Especialistas dizem que prevenção deve começar cedo
Em entrevista ao RD, a nutricionista e professora de nutrição da FMABC (Faculdade de Medicina do ABC), Narjara Pereira Leite, afirma que existem diferentes formas de realizar a introdução alimentar de formas simplificada para os pequenos. “O objetivo dessas técnicas são favorecer a aceitação alimentar e práticas alimentares saudáveis. O ideal é oferecer a alimentação saudável desde o início, com pequenas quantidades, adequando a textura dos alimentos. Outro ponto é ter um ambiente tranquilo e sem distrações para estímulo da alimentação”, orienta.
Sobre o aumento na procura de nutricionistas para crianças, Narjara diz que pais de crianças entre 4 e 10 anos foram os que mais buscaram os especialistas em alimentação. “É nesta faixa etária que existe uma grande seletividade alimentar e consumo exacerbado de alimentos ultraprocessados como biscoito recheado, salsicha, bebidas açucaradas, macarrão instantâneo, doces, entre outros. É de suma importância ressaltar que o excesso de peso na infância além do consumo inadequado de alimentos está associado ao excesso de telas e consequente diminuição da prática de atividade física, em resumo as crianças não brincam como deveriam”, destaca.
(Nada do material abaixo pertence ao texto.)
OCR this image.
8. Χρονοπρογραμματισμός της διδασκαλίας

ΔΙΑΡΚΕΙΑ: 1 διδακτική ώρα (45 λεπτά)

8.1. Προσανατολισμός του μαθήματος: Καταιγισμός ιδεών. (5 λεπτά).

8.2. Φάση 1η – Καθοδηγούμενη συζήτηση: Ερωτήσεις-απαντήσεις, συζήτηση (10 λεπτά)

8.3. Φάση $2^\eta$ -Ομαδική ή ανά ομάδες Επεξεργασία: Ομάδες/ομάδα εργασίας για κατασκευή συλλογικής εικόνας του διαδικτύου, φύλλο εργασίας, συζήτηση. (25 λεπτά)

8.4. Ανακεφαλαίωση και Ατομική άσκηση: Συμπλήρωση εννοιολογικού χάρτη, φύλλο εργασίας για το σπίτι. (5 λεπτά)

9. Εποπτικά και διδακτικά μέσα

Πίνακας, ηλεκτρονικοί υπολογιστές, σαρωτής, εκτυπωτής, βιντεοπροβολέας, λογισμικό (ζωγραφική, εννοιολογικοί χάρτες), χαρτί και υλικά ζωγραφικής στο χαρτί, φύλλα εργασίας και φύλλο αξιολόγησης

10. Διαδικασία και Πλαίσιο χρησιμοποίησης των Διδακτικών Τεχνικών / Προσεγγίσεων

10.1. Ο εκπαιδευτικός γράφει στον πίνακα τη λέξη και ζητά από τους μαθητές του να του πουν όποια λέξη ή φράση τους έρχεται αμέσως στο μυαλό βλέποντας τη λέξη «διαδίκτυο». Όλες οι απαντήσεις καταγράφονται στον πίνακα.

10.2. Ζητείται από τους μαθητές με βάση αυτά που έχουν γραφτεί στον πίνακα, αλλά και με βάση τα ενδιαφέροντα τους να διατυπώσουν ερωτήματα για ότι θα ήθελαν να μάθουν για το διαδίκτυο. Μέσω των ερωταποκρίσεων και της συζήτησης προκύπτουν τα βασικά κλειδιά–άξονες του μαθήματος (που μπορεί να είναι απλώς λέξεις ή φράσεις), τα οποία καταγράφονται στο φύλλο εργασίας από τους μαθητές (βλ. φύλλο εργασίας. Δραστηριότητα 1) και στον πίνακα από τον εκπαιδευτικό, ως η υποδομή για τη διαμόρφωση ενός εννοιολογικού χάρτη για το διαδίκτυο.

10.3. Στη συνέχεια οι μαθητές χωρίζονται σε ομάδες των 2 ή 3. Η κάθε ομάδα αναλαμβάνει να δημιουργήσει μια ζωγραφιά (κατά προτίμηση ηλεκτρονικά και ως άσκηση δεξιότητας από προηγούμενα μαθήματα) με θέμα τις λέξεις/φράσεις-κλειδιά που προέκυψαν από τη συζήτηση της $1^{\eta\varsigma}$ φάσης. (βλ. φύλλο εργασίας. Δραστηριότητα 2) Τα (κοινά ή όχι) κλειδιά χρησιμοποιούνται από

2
O endocrinologista e professor da FMABC, Fernando Valente, explica que a pandemia impactou diretamente no número de casos de obesidade infantil e que prevenção da obesidade infantil começa antes do que se imagina. A prevenção da obesidade infantil, diz, começa pelos cuidados ainda na vida intrauterina, evitando-se ganho de peso excessivo na gestação e tendo hábitos saudáveis durante a gravidez. O aleitamento materno também tem grande importância na prevenção da obesidade.
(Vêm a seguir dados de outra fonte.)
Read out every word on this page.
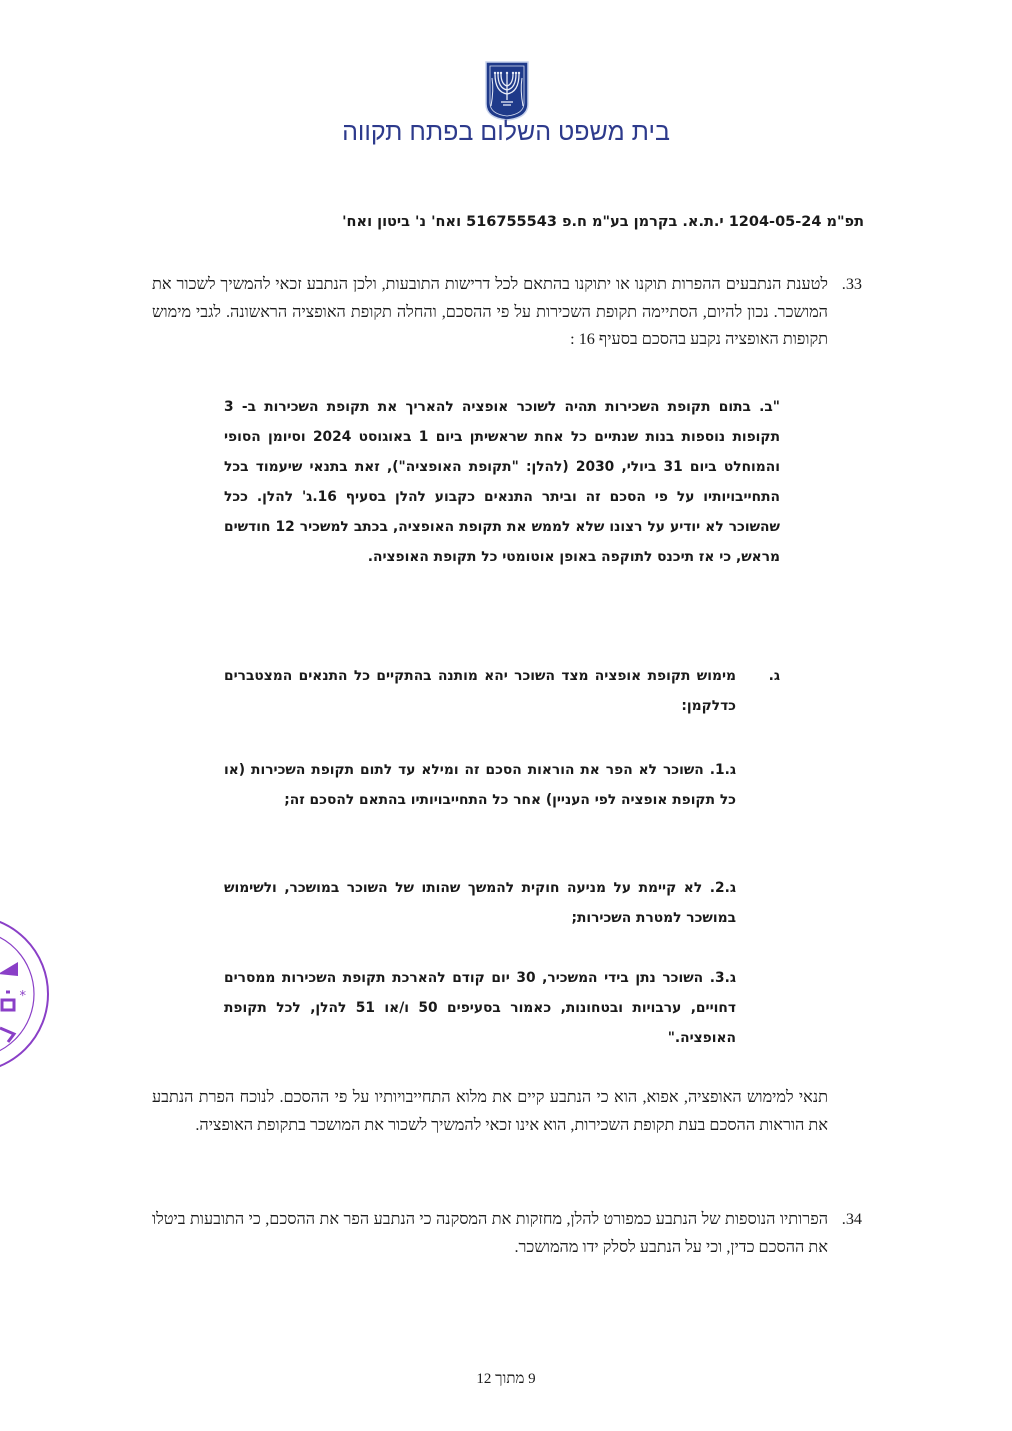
בית משפט השלום בפתח תקווה
תפ"מ 1204-05-24 י.ת.א. בקרמן בע"מ ח.פ 516755543 ואח' נ' ביטון ואח'
33.
לטענת הנתבעים ההפרות תוקנו או יתוקנו בהתאם לכל דרישות התובעות, ולכן הנתבע זכאי להמשיך לשכור את המושכר. נכון להיום, הסתיימה תקופת השכירות על פי ההסכם, והחלה תקופת האופציה הראשונה. לגבי מימוש תקופות האופציה נקבע בהסכם בסעיף 16 :
"ב. בתום תקופת השכירות תהיה לשוכר אופציה להאריך את תקופת השכירות ב- 3 תקופות נוספות בנות שנתיים כל אחת שראשיתן ביום 1 באוגוסט 2024 וסיומן הסופי והמוחלט ביום 31 ביולי, 2030 (להלן: "תקופת האופציה"), זאת בתנאי שיעמוד בכל התחייבויותיו על פי הסכם זה וביתר התנאים כקבוע להלן בסעיף 16.ג' להלן. ככל שהשוכר לא יודיע על רצונו שלא לממש את תקופת האופציה, בכתב למשכיר 12 חודשים מראש, כי אז תיכנס לתוקפה באופן אוטומטי כל תקופת האופציה.
ג.
מימוש תקופת אופציה מצד השוכר יהא מותנה בהתקיים כל התנאים המצטברים כדלקמן:
ג.1. השוכר לא הפר את הוראות הסכם זה ומילא עד לתום תקופת השכירות (או כל תקופת אופציה לפי העניין) אחר כל התחייבויותיו בהתאם להסכם זה;
ג.2. לא קיימת על מניעה חוקית להמשך שהותו של השוכר במושכר, ולשימוש במושכר למטרת השכירות;
ג.3. השוכר נתן בידי המשכיר, 30 יום קודם להארכת תקופת השכירות ממסרים דחויים, ערבויות ובטחונות, כאמור בסעיפים 50 ו/או 51 להלן, לכל תקופת האופציה."
תנאי למימוש האופציה, אפוא, הוא כי הנתבע קיים את מלוא התחייבויותיו על פי ההסכם. לנוכח הפרת הנתבע את הוראות ההסכם בעת תקופת השכירות, הוא אינו זכאי להמשיך לשכור את המושכר בתקופת האופציה.
34.
הפרותיו הנוספות של הנתבע כמפורט להלן, מחזקות את המסקנה כי הנתבע הפר את ההסכם, כי התובעות ביטלו את ההסכם כדין, וכי על הנתבע לסלק ידו מהמושכר.
*
9 מתוך 12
Além disso, é fundamental ter um estilo de vida saudável, que começa pelo exemplo dos pais e familiares, segundo o médico. Alimentação equilibrada e nutritiva, rica em fibras, mais focada em alimentos in natura, evitando-se o consumo excessivo de ultraprocessados, bebidas e alimentos ricos em açúcar e gordura saturada. “É importante também praticar atividade física diária por pelo menos 1 hora por dia, limitar o tempo de tela, evitar um ambiente de muito estresse e ter um acompanhamento médico regular para identificar precocemente o ganho de peso e os potenciais fatores de risco para a obesidade”, recomenda.
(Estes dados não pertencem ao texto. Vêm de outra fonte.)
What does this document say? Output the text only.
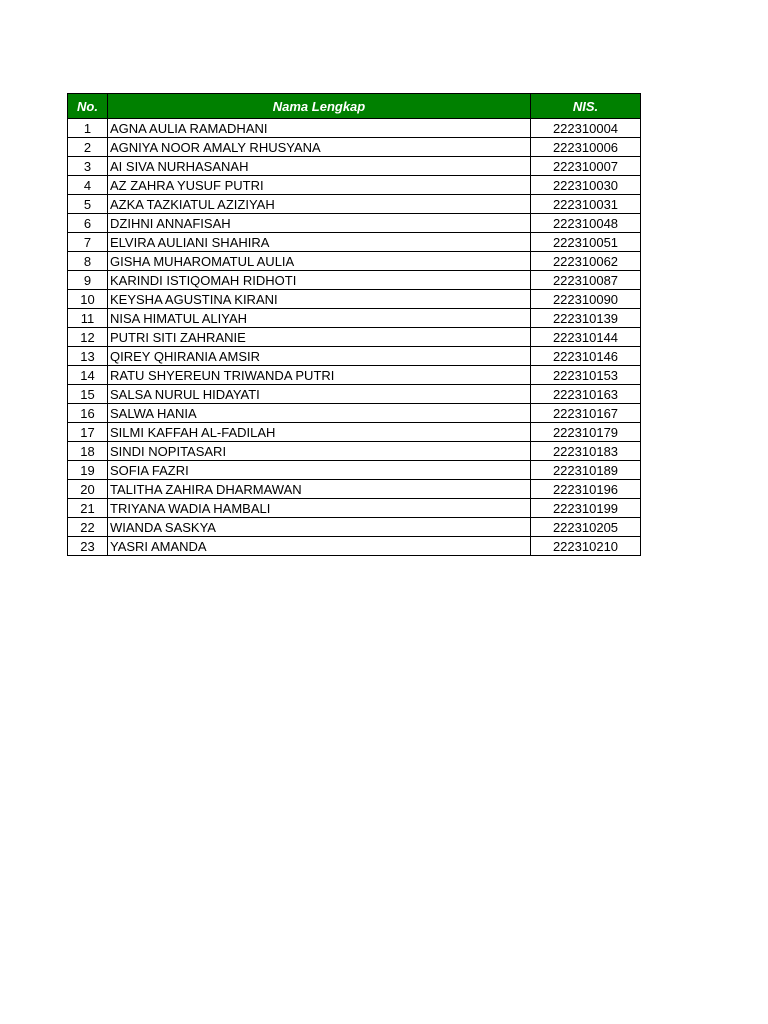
No.	Nama Lengkap	NIS.
1	AGNA AULIA RAMADHANI	222310004
2	AGNIYA NOOR AMALY RHUSYANA	222310006
3	AI SIVA NURHASANAH	222310007
4	AZ ZAHRA YUSUF PUTRI	222310030
5	AZKA TAZKIATUL AZIZIYAH	222310031
6	DZIHNI ANNAFISAH	222310048
7	ELVIRA AULIANI SHAHIRA	222310051
8	GISHA MUHAROMATUL AULIA	222310062
9	KARINDI ISTIQOMAH RIDHOTI	222310087
10	KEYSHA AGUSTINA KIRANI	222310090
11	NISA HIMATUL ALIYAH	222310139
12	PUTRI SITI ZAHRANIE	222310144
13	QIREY QHIRANIA AMSIR	222310146
14	RATU SHYEREUN TRIWANDA PUTRI	222310153
15	SALSA NURUL HIDAYATI	222310163
16	SALWA HANIA	222310167
17	SILMI KAFFAH AL-FADILAH	222310179
18	SINDI NOPITASARI	222310183
19	SOFIA FAZRI	222310189
20	TALITHA ZAHIRA DHARMAWAN	222310196
21	TRIYANA WADIA HAMBALI	222310199
22	WIANDA SASKYA	222310205
23	YASRI AMANDA	222310210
Ao ser questionado sobre o acompanhamento e tratamento de crianças com obesidade infantil, Valente expõe que envolvem uma equipe multidisciplinar, que estimulam a mudança do estilo de vida, criando-se uma rede de apoio familiar, fazendo-se um trabalho de educação e combate contra o preconceito. Se não houver melhora no IMC através da adoção de alimentação saudável e atividade física, comenta, a recomendação é a ingestão de alimentos com baixa densidade calórica por meio de refeições estruturadas, atividade física supervisionada e acompanhamento nutricional regular. “Não havendo boa resposta, o contato com uma equipe multidisciplinar precisa ser mais próximo, adotando-se outras estratégias comportamentais e de monitoramento. A falha nessa etapa sinaliza para a necessidade de dietas restritivas, medicamentos ou até cirurgia em casos mais graves. É importante ressaltar que dietas muito restritivas devem ser evitadas, pois podem afetar o crescimento e desenvolvimento da criança e do adolescente, além de não contribuírem para a adoção de hábitos saudáveis. O apoio psicológico é fundamental, pois essas crianças têm maior probabilidade de baixa autoestima, depressão e de sofrer bullying”, completa o endocrinologista.